El expediente promovido por Don Francisco Antonio Reymon Martin, natural de las Islas Canarias, perteneciente al Partido de Madruga, es muestra probatoria de las relaciones interraciales. Este individuo tuvo varios parientes empleados en la carrera eclesiástica y en el Monasterio de Santa Clara. Es blanco, muestra su limpieza de sangre y suplica contraer matrimonio con la parda María Antonia Ramona Martínez, natural de San Juan de Jaruco y antigua esclava de la casa de los Martínez, era viuda de un negro esclavo e hija de una negra, también esclava, que la tuvo siendo soltera; ambos deseaban legitimar sus hijos. Habían vivido durante años en amancebamiento y, siguiendo los consejos de su cura párroco, decidieron legalizar la unión.

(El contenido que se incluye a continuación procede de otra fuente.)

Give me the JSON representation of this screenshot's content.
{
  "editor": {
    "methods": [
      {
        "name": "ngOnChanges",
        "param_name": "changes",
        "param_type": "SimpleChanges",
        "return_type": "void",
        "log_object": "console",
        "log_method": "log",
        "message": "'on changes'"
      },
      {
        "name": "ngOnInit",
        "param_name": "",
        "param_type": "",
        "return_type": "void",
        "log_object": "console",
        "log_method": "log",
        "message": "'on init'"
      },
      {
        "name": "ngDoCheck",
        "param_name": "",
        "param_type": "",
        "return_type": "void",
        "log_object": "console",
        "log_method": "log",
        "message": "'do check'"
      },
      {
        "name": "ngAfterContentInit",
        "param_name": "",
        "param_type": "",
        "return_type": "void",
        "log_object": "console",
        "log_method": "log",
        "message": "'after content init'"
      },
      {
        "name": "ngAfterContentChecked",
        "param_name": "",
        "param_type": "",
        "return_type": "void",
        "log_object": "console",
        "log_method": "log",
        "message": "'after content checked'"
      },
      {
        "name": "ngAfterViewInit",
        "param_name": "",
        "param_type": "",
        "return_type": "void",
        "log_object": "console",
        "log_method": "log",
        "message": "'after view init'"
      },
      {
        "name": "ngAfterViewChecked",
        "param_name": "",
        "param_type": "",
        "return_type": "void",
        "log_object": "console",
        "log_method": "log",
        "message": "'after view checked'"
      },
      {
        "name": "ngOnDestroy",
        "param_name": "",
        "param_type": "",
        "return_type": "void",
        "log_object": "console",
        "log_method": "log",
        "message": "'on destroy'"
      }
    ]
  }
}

Don Reymon Martín solicita la licencia:

[…] por la desigualdad qe [sic] dice hay entre los dos y la necesidad en qe [sic] se halla de lexitimar [sic] dos hijos naturales que ha tenido con su pretendida […]”. Según consta en el expediente “[…] la Martínez […] es ingenua y sus padres igualmente”. Al cura de la Parroquia de Madruga, se le solicita que informe sobre la desigualdad existente y el oficio del contrayente y señala: “[…] ser cierta la desigualdad, la qual [sic] recae en la referida Ma Antonia qe [sic] es parda liberta hija de madre esclava y el otro es tenido pr [sic] hombre blanco de nacimiento vulgar. […] El referido […] no tiene otro establecimiento y otros bienes que su trabajo personal en oficio de pocero. […]”. Continúa su explicación, mostrando la necesidad de la aceptación de este referido enlace, pues serviría como ejemplo a parejas que vivían en similar situación: “[…] juzgo servirá de estímulo que se reformen otros que se hallan en las mismas circunstancias”. (ANC, 1813, p. 7)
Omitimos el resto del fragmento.